During Biden’s presidency, the EU closely coordinated with the U.S. and other G7 nations, including the U.K., on vessel sanctions. However, some European officials had been frustrated with Biden’s reluctance to crack down harder on the shadow fleet due to concerns about rising oil prices ahead of the November election.
Since Trump’s return to office on January 20, discussions between the U.S. and EU over sanctions have been limited, European officials say. Trump, who has criticized the billions spent on military aid to Ukraine, has expressed a preference for using economic leverage to end the war. He has grown increasingly impatient with Putin, who has signaled a willingness to negotiate but has shown little commitment to ending hostilities.

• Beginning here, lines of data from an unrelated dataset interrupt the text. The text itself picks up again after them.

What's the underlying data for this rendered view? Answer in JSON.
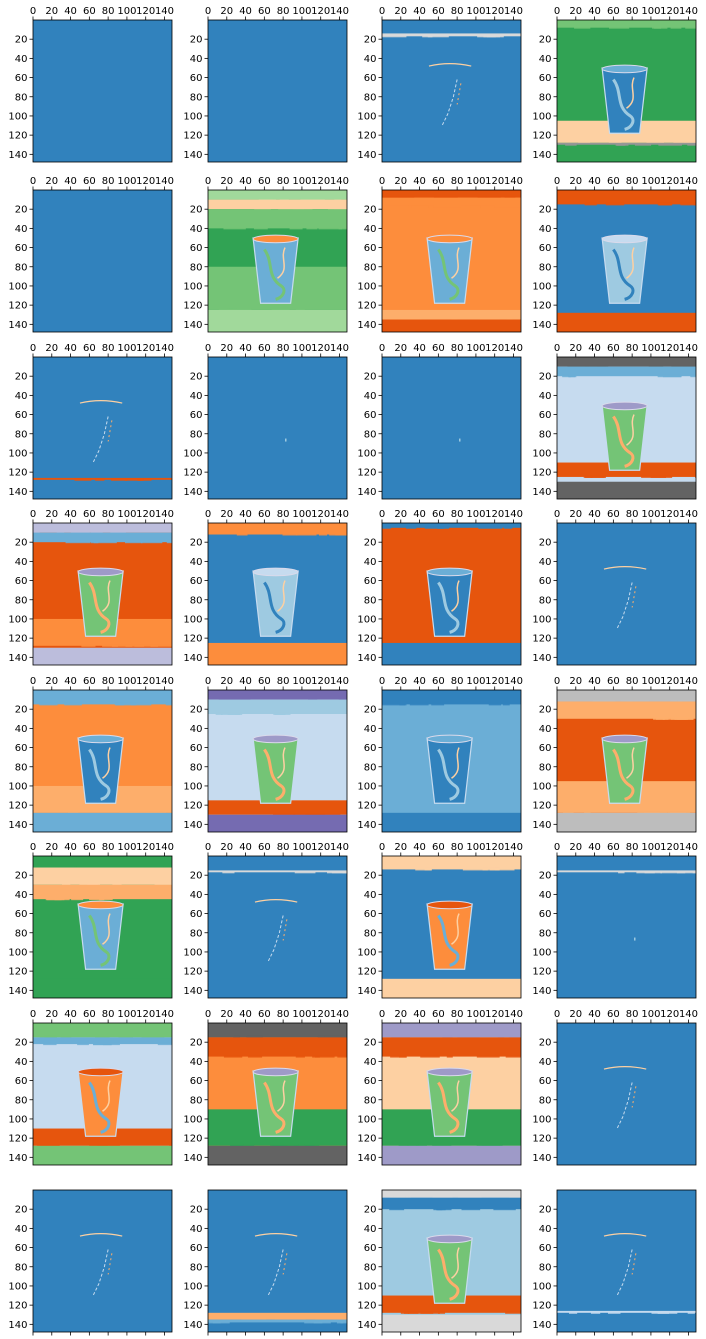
{
  "figure": {
    "rows": 8,
    "cols": 4,
    "colormap": "tab20c"
  },
  "chart_data": {
    "type": "heatmap",
    "description_free": true,
    "panel_count": 32,
    "image_size": [
      148,
      148
    ],
    "x_ticks": [
      0,
      20,
      40,
      60,
      80,
      100,
      120,
      140
    ],
    "y_ticks": [
      20,
      40,
      60,
      80,
      100,
      120,
      140
    ],
    "x_tick_labels": [
      "0",
      "20",
      "40",
      "60",
      "80",
      "100",
      "120",
      "140"
    ],
    "y_tick_labels": [
      "20",
      "40",
      "60",
      "80",
      "100",
      "120",
      "140"
    ],
    "xlim": [
      0,
      148
    ],
    "ylim": [
      148,
      0
    ],
    "grid": false,
    "palette": {
      "blue": "#3182bd",
      "blue_l": "#6baed6",
      "blue_ll": "#9ecae1",
      "blue_lll": "#c6dbef",
      "orange": "#e6550d",
      "orange_l": "#fd8d3c",
      "orange_ll": "#fdae6b",
      "orange_lll": "#fdd0a2",
      "green": "#31a354",
      "green_l": "#74c476",
      "green_ll": "#a1d99b",
      "green_lll": "#c7e9c0",
      "purple": "#756bb1",
      "purple_l": "#9e9ac8",
      "purple_ll": "#bcbddc",
      "purple_lll": "#dadaeb",
      "gray": "#636363",
      "gray_l": "#969696",
      "gray_ll": "#bdbdbd",
      "gray_lll": "#d9d9d9"
    },
    "panels": [
      {
        "bg": "blue",
        "bands": [],
        "cup": null,
        "sparse": 0
      },
      {
        "bg": "blue",
        "bands": [],
        "cup": null,
        "sparse": 0
      },
      {
        "bg": "blue",
        "bands": [
          [
            14,
            17,
            "gray_lll"
          ]
        ],
        "cup": "outline",
        "sparse": 1
      },
      {
        "bg": "green",
        "bands": [
          [
            0,
            8,
            "green_l"
          ],
          [
            105,
            128,
            "orange_lll"
          ],
          [
            128,
            130,
            "gray_l"
          ]
        ],
        "cup": "blue",
        "sparse": 0
      },
      {
        "bg": "blue",
        "bands": [],
        "cup": null,
        "sparse": 0
      },
      {
        "bg": "green",
        "bands": [
          [
            0,
            10,
            "green_ll"
          ],
          [
            10,
            20,
            "orange_lll"
          ],
          [
            20,
            40,
            "green_l"
          ],
          [
            80,
            125,
            "green_l"
          ],
          [
            125,
            148,
            "green_ll"
          ]
        ],
        "cup": "mixed",
        "sparse": 0
      },
      {
        "bg": "orange_l",
        "bands": [
          [
            0,
            8,
            "orange"
          ],
          [
            8,
            18,
            "orange_l"
          ],
          [
            125,
            135,
            "orange_ll"
          ],
          [
            135,
            148,
            "orange"
          ]
        ],
        "cup": "mixed",
        "sparse": 0
      },
      {
        "bg": "blue",
        "bands": [
          [
            0,
            15,
            "orange"
          ],
          [
            128,
            148,
            "orange"
          ]
        ],
        "cup": "light",
        "sparse": 0
      },
      {
        "bg": "blue",
        "bands": [
          [
            126,
            128,
            "orange"
          ]
        ],
        "cup": "outline",
        "sparse": 1
      },
      {
        "bg": "blue",
        "bands": [],
        "cup": null,
        "sparse": 2
      },
      {
        "bg": "blue",
        "bands": [],
        "cup": null,
        "sparse": 2
      },
      {
        "bg": "blue_lll",
        "bands": [
          [
            0,
            10,
            "gray"
          ],
          [
            10,
            20,
            "blue_l"
          ],
          [
            110,
            125,
            "orange"
          ],
          [
            130,
            148,
            "gray"
          ]
        ],
        "cup": "greenish",
        "sparse": 0
      },
      {
        "bg": "orange",
        "bands": [
          [
            0,
            10,
            "purple_ll"
          ],
          [
            10,
            20,
            "blue_l"
          ],
          [
            100,
            128,
            "orange_l"
          ],
          [
            130,
            148,
            "purple_ll"
          ]
        ],
        "cup": "greenish",
        "sparse": 0
      },
      {
        "bg": "blue",
        "bands": [
          [
            0,
            12,
            "orange_l"
          ],
          [
            125,
            148,
            "orange_l"
          ]
        ],
        "cup": "light",
        "sparse": 0
      },
      {
        "bg": "orange",
        "bands": [
          [
            0,
            5,
            "blue"
          ],
          [
            125,
            148,
            "blue"
          ]
        ],
        "cup": "blue",
        "sparse": 0
      },
      {
        "bg": "blue",
        "bands": [],
        "cup": "outline",
        "sparse": 1
      },
      {
        "bg": "orange_l",
        "bands": [
          [
            0,
            15,
            "blue_l"
          ],
          [
            100,
            128,
            "orange_ll"
          ],
          [
            128,
            148,
            "blue_l"
          ]
        ],
        "cup": "blue",
        "sparse": 0
      },
      {
        "bg": "blue_lll",
        "bands": [
          [
            0,
            10,
            "purple"
          ],
          [
            10,
            25,
            "blue_ll"
          ],
          [
            115,
            130,
            "orange"
          ],
          [
            130,
            148,
            "purple"
          ]
        ],
        "cup": "greenish",
        "sparse": 0
      },
      {
        "bg": "blue_l",
        "bands": [
          [
            0,
            15,
            "blue"
          ],
          [
            128,
            148,
            "blue"
          ]
        ],
        "cup": "blue",
        "sparse": 0
      },
      {
        "bg": "orange",
        "bands": [
          [
            0,
            12,
            "gray_ll"
          ],
          [
            12,
            30,
            "orange_ll"
          ],
          [
            95,
            128,
            "orange_ll"
          ],
          [
            128,
            148,
            "gray_ll"
          ]
        ],
        "cup": "greenish",
        "sparse": 0
      },
      {
        "bg": "green",
        "bands": [
          [
            0,
            12,
            "green"
          ],
          [
            12,
            30,
            "orange_lll"
          ],
          [
            30,
            45,
            "orange_ll"
          ],
          [
            128,
            148,
            "green"
          ]
        ],
        "cup": "mixed",
        "sparse": 0
      },
      {
        "bg": "blue",
        "bands": [
          [
            15,
            17,
            "gray_lll"
          ]
        ],
        "cup": "outline",
        "sparse": 1
      },
      {
        "bg": "blue",
        "bands": [
          [
            0,
            14,
            "orange_lll"
          ],
          [
            128,
            148,
            "orange_lll"
          ]
        ],
        "cup": "orange",
        "sparse": 0
      },
      {
        "bg": "blue",
        "bands": [
          [
            15,
            17,
            "gray_lll"
          ]
        ],
        "cup": null,
        "sparse": 2
      },
      {
        "bg": "blue_lll",
        "bands": [
          [
            0,
            15,
            "green_l"
          ],
          [
            15,
            22,
            "blue_l"
          ],
          [
            110,
            128,
            "orange"
          ],
          [
            128,
            148,
            "green_l"
          ]
        ],
        "cup": "orange",
        "sparse": 0
      },
      {
        "bg": "orange_l",
        "bands": [
          [
            0,
            15,
            "gray"
          ],
          [
            15,
            35,
            "orange"
          ],
          [
            90,
            128,
            "green"
          ],
          [
            128,
            148,
            "gray"
          ]
        ],
        "cup": "greenish",
        "sparse": 0
      },
      {
        "bg": "orange_lll",
        "bands": [
          [
            0,
            15,
            "purple_l"
          ],
          [
            15,
            35,
            "orange"
          ],
          [
            90,
            128,
            "green"
          ],
          [
            128,
            148,
            "purple_l"
          ]
        ],
        "cup": "greenish",
        "sparse": 0
      },
      {
        "bg": "blue",
        "bands": [],
        "cup": "outline",
        "sparse": 1
      },
      {
        "bg": "blue",
        "bands": [],
        "cup": "outline",
        "sparse": 1
      },
      {
        "bg": "blue",
        "bands": [
          [
            128,
            135,
            "orange_ll"
          ],
          [
            135,
            138,
            "blue_l"
          ]
        ],
        "cup": "outline",
        "sparse": 1
      },
      {
        "bg": "blue_ll",
        "bands": [
          [
            0,
            8,
            "gray_lll"
          ],
          [
            8,
            20,
            "blue"
          ],
          [
            110,
            128,
            "orange"
          ],
          [
            130,
            148,
            "gray_lll"
          ]
        ],
        "cup": "greenish",
        "sparse": 0
      },
      {
        "bg": "blue",
        "bands": [
          [
            126,
            128,
            "blue_lll"
          ]
        ],
        "cup": "outline",
        "sparse": 1
      }
    ]
  }
}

Just days after taking office last month, Trump warned Putin via Truth Social that he would impose sanctions if Russia did not move toward ending the war. "We can do this the easy way, or the hard way," he wrote.
Some within Trump’s camp, including Kellogg, have floated the idea of driving oil prices down to $45 per barrel as a means of pressuring the Kremlin into a settlement. Trump himself has sought to lower oil prices by pressuring Saudi Arabia, which has spare production capacity, to increase output.
However, experts doubt the U.S. could engineer such a steep price drop without Saudi cooperation, which appears unlikely. Any attempt to slash oil prices could also carry significant risks, potentially destabilizing energy-dependent economies in the Middle East and Africa while discouraging investment in U.S. domestic energy production.
The Kremlin is closely watching U.S. policy moves. Russia's heavy reliance on oil-export revenue has long been considered a strategic vulnerability. The Soviet Union’s financial collapse in the 1980s was partly driven by a plunge in oil prices, while Putin’s rise to power in the early 2000s coincided with an oil-price recovery.
Despite successfully mitigating some early economic sanctions by pivoting trade to India and China and imposing strict financial controls, Russia is now facing growing economic pressure. Inflation is rising, and labor shortages—exacerbated by wartime demands—are worsening. Economists warn that a decline in living standards could significantly impact ordinary Russians this year or next.